Danıştay'dan Akademisyenler İçin Emsal Karar: Tatil Günleri Devamsızlıktan Sayılmadı!

Devamsızlık yaptığı gerekçesiyle memuriyetten çıkarılan öğretim üyesi, Danıştay kararıyla görevine iade edildi. Yüksek Mahkeme, devamsızlık hesaplamasında resmi tatil ve ara tatil günlerinin sayılamayacağına hükmederek, binlerce kamu personelini ilgilendiren emsal bir karara imza attı.

Danıştay'dan Akademisyenler İçin Emsal Karar: Tatil Günleri Devamsızlıktan Sayılmadı!

Yükseköğretim kurumunda görevli bir akademisyenin, devamsızlık nedeniyle devlet memurluğundan çıkarılmasıyla başlayan hukuk mücadelesi, Danıştay'dan gelen emsal nitelikte bir kararla son buldu. Danıştay 8. Dairesi, akademisyenin görevine iadesine hükmeden istinaf mahkemesi kararını onadı ve meslekten ihraç işlemini kesin olarak iptal etti.

Süreç, bir üniversitede görevli öğretim üyesinin 2016 yılı içinde toplam 20 günden fazla mazeretsiz olarak göreve gelmediği iddiasıyla başlatılan disiplin soruşturmasıyla başladı. Soruşturma sonunda, 657 sayılı Devlet Memurları Kanunu'nun ilgili maddesi uyarınca akademisyene 'Devlet memurluğundan çıkarma' cezası verildi. Konuyu yargıya taşıyan akademisyen, ilk derece mahkemesinden ret yanıtı aldı.

Davanın seyrini değiştiren gelişme ise istinaf mahkemesinde yaşandı. Bölge İdare Mahkemesi, devamsızlık yapıldığı iddia edilen günleri tek tek inceledi. Yapılan detaylı değerlendirmede, 25,5 günlük devamsızlığın 6 gününün resmi tatile, 3 gününün ise üniversitenin ara tatil dönemine denk geldiği tespit edildi.

Mahkeme, kararında kritik bir noktaya dikkat çekti: Resmi tatil ve ara tatil günlerinde eğitim-öğretim faaliyetlerinin veya akademik görevlerin aksadığına dair somut hiçbir delil, belge ya da tutanak sunulamadı. Bu nedenle mahkeme, memuriyetten çıkarma cezasını gerektiren 'bir yılda toplam 20 gün özürsüz göreve gelmeme' fiilinin yasal olarak oluşmadığına karar verdi.
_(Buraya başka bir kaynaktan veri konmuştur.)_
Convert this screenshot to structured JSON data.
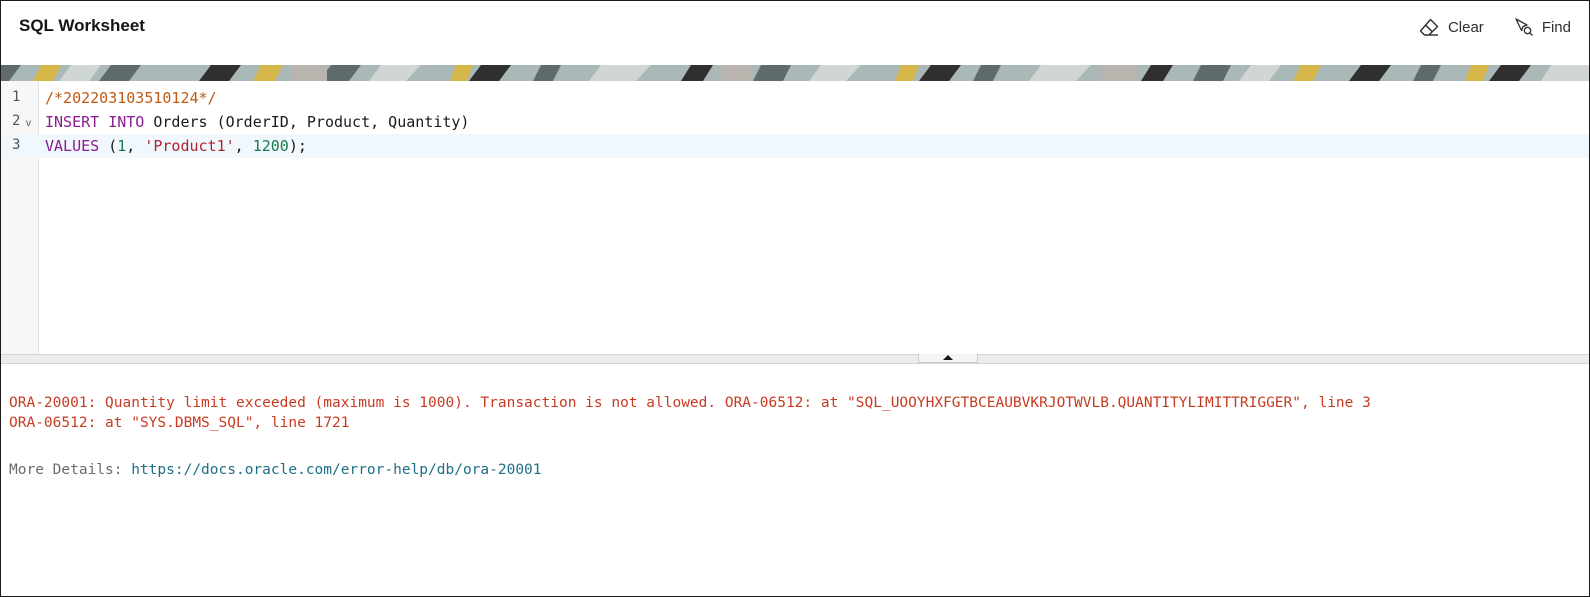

Disiplin hukukundaki 'tipiklik' şartının gerçekleşmediğini belirten mahkeme, ilk derece mahkemesinin kararını kaldırarak ihraç işlemini iptal etti.

Üniversite ve Yükseköğretim Kurulu'nun (YÖK) kararı temyize taşıması üzerine dosya Danıştay'a geldi. Danıştay 8. Dairesi, Bölge İdare Mahkemesi'nin kararını hukuka uygun buldu. Yüksek Mahkeme, sadece kararın hüküm fıkrasında yer alan 'parasal ve özlük hakları' ifadesini, davacının talebi doğrultusunda 'parasal haklar' olarak düzelterek onadı.

Bu kararla birlikte, devamsızlık gerekçesiyle meslekten atılan akademisyenin görevine iadesi kesinleşti. Ayrıca, akademisyenin görevden ayrı kaldığı süre boyunca yoksun kaldığı tüm parasal haklarının yasal faiziyle birlikte kendisine ödenmesine hükmedildi. Bu karar, benzer durumdaki kamu personeli için önemli bir içtihat niteliği taşıyor.